Il PNRR è chiamato a contrastare due grandi divergenze. Da un lato, andrebbero riequilibrate le condizioni di accesso ai di­ritti di cittadinanza, investendo in infrastrutture sociali per innalzare quantità e qualità dei servizi pubblici nei territori a maggior fabbiso­gno; dall’altro andrebbe ricomposta la divaricazione quali-quantitati­va tra sistemi produttivi regionali, accompagnando l’ampliamento e l’ammodernamento della base produttiva delle regioni in ritardo.
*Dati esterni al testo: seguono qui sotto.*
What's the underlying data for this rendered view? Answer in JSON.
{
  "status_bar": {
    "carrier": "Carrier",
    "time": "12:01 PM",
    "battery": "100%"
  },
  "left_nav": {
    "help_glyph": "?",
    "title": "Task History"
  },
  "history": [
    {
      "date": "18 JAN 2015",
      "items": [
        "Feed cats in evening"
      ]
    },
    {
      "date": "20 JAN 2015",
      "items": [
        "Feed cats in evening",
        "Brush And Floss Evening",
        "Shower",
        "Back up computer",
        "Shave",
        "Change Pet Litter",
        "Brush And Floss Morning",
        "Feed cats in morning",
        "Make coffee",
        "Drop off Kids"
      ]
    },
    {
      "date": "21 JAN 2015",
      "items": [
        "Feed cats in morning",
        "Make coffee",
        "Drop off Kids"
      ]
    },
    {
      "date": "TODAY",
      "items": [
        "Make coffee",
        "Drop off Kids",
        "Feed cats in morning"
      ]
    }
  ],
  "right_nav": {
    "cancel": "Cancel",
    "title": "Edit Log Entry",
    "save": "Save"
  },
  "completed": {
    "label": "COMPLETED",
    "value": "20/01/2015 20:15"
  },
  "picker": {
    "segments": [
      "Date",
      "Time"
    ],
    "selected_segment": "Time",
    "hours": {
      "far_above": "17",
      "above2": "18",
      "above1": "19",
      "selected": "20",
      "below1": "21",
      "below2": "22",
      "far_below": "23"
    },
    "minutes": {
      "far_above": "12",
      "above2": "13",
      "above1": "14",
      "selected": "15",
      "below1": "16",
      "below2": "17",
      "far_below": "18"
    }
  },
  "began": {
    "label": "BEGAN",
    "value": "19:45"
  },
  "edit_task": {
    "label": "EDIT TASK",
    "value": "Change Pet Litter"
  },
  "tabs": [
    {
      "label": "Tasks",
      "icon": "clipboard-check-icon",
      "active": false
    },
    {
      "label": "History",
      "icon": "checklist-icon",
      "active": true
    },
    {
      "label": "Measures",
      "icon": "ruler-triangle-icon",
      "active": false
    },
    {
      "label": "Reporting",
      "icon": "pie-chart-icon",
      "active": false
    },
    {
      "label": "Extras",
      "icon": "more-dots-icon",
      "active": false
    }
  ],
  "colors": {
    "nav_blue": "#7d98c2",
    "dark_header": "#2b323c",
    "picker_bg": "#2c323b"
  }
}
C’è una potenzialità legata alla “nuova” Europa del Next Generation EU che va oltre il PNRR: la possibilità di far divenire la coesione econo­mica, sociale e territoriale un obiettivo esplicito da conseguire con le politiche generali, non più con la sola politica di coesione. La novità da cogliere dovrebbe interessare soprattutto la “qua­lità” delle politiche. La lotta alle disuguaglianze dovrebbe, finalmente, tornare a svolgere quel ruolo di leva della crescita nazionale smarrito da decenni. E dovrebbe tornare a contare la regia statale dell’azione pubblica, depotenziata dal regionalismo all’italiana che ha reso troppo frammentarie e particolaristiche le politiche di sviluppo.